Well, yes, because she's writing now, and not then, and she's changed and developed too - just look at the difference between that and The Birthday Of the World. Or how her Earthsea books developed as she got older.
But what would deff change is the army of people either claiming it for trans activism, or slating her for writing transness "wrong", or for sorrowfully finding it "problematic" in various ways. Despite it not being about trans people at all.
It's one of my favourite books of all time, has been ever since I was a teenager. The very idea that you could be treated as a person first, and not shoved into a box because of your biological sex was very heaven.
Ooh, you've just prompted me to re-read it. I've always loved how she thinks - the one about anarchy is really interesting too.

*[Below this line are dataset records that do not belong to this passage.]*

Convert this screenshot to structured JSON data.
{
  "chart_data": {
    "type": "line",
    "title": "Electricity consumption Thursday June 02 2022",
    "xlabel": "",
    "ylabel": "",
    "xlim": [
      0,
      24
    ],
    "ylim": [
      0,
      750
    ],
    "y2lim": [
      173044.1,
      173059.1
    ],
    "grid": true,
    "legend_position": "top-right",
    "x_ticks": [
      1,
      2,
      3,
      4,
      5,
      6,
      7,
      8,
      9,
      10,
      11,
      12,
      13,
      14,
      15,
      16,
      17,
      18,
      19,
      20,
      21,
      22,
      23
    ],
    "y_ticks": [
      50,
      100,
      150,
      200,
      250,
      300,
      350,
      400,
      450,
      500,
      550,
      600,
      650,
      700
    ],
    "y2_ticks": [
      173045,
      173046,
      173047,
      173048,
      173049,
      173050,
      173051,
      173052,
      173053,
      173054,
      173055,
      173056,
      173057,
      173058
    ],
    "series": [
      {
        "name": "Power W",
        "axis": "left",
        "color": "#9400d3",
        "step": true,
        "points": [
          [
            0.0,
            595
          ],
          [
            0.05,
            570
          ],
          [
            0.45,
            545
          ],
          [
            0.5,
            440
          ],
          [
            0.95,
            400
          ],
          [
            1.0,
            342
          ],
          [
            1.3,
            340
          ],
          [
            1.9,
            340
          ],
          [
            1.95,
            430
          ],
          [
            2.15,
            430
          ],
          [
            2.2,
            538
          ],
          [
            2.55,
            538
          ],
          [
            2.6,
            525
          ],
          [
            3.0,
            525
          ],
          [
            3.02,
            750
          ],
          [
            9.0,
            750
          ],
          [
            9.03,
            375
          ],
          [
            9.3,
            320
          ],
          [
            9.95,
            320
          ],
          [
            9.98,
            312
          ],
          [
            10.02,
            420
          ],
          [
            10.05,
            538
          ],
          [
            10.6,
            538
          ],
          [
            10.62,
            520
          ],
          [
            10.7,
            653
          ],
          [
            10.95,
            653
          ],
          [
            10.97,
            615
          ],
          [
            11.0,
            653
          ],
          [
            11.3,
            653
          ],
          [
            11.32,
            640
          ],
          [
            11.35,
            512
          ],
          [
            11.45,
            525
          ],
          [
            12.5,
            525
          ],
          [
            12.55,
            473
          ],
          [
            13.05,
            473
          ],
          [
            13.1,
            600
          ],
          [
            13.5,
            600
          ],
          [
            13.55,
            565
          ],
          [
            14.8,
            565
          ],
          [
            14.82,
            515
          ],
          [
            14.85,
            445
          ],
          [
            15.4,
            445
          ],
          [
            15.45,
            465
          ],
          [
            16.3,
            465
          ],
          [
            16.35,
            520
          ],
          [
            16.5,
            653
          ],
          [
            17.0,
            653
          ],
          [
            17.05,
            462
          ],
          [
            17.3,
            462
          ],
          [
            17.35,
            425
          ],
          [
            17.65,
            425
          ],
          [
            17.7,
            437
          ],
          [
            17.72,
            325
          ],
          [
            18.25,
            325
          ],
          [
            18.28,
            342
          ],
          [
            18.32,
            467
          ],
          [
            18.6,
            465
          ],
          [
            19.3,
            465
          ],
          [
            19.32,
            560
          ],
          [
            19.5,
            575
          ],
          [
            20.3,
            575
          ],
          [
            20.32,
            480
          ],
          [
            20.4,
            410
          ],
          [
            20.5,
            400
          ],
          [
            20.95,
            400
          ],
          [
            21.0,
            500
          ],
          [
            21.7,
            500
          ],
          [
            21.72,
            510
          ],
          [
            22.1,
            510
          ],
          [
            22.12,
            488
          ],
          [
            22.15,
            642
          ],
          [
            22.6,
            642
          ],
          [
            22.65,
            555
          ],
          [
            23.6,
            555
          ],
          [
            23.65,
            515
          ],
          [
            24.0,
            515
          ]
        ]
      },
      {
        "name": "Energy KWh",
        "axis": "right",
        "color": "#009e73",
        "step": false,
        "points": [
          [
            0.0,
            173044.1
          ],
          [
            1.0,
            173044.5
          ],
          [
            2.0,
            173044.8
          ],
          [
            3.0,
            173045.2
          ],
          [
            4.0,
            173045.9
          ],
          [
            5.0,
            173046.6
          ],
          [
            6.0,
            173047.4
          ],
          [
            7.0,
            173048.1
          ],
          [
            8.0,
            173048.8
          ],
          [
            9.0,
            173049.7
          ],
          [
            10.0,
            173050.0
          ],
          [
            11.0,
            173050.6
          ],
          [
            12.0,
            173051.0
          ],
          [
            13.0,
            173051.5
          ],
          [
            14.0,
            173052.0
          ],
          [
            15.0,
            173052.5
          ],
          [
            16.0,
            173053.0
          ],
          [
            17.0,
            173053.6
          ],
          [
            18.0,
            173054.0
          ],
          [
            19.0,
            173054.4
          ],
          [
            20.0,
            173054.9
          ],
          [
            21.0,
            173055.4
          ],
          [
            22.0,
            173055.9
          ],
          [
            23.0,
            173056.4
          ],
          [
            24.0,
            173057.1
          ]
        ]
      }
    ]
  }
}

I do wonder whether The Left Hand of Darkness would find a publisher today.
Oh yes, I love Thr Dispossessed. The bit where Shevet beats up Shevek, and Shevek does nothing about it because Shevet had offered what he had chosen to offer (ie violence) and Shevek had had the choice whether or not to accept it. That has helped me so much in dealing with negativity from other people.
I read left hand if darkness for the first time a couple of months ago and I found it strange that in the book no gender defaulted to a male he. For me the femaleness of the character was lost and it kind of just read like a feminine bloke.
I know that she has addressed that and said that if she was wouldn’t have necessarily used the pronoun he if she had written it later on.
Do try and find "Left Hand of Darkness Redux" where she revisits the book and addresses this question. I have it in a collection of essays, I haven't seen it online. The essays are amazing, she writes about her abortion at college at a time when it was still illegal in the USA. Supportive and rich parents...
I agree about the gender default pronoun. I thought (a) that at the time she was writing, 'he' was the default for non-gendered pronouns (as I remember being taught in the 70s), and (b) that Ai's cultural bias unconsciously equated power with masculinity, hence his constant confusion. He never struck me as the politically and socially subtle person needed for the role.
In The Dispossessed she uses personal and possessive pronouns far too often IMO. Is it an inaccuracy in her writing, or is she making the point that certain things are so ingrained in our cultures (binary sexuality, possessiveness) that we literally cannot think outside them?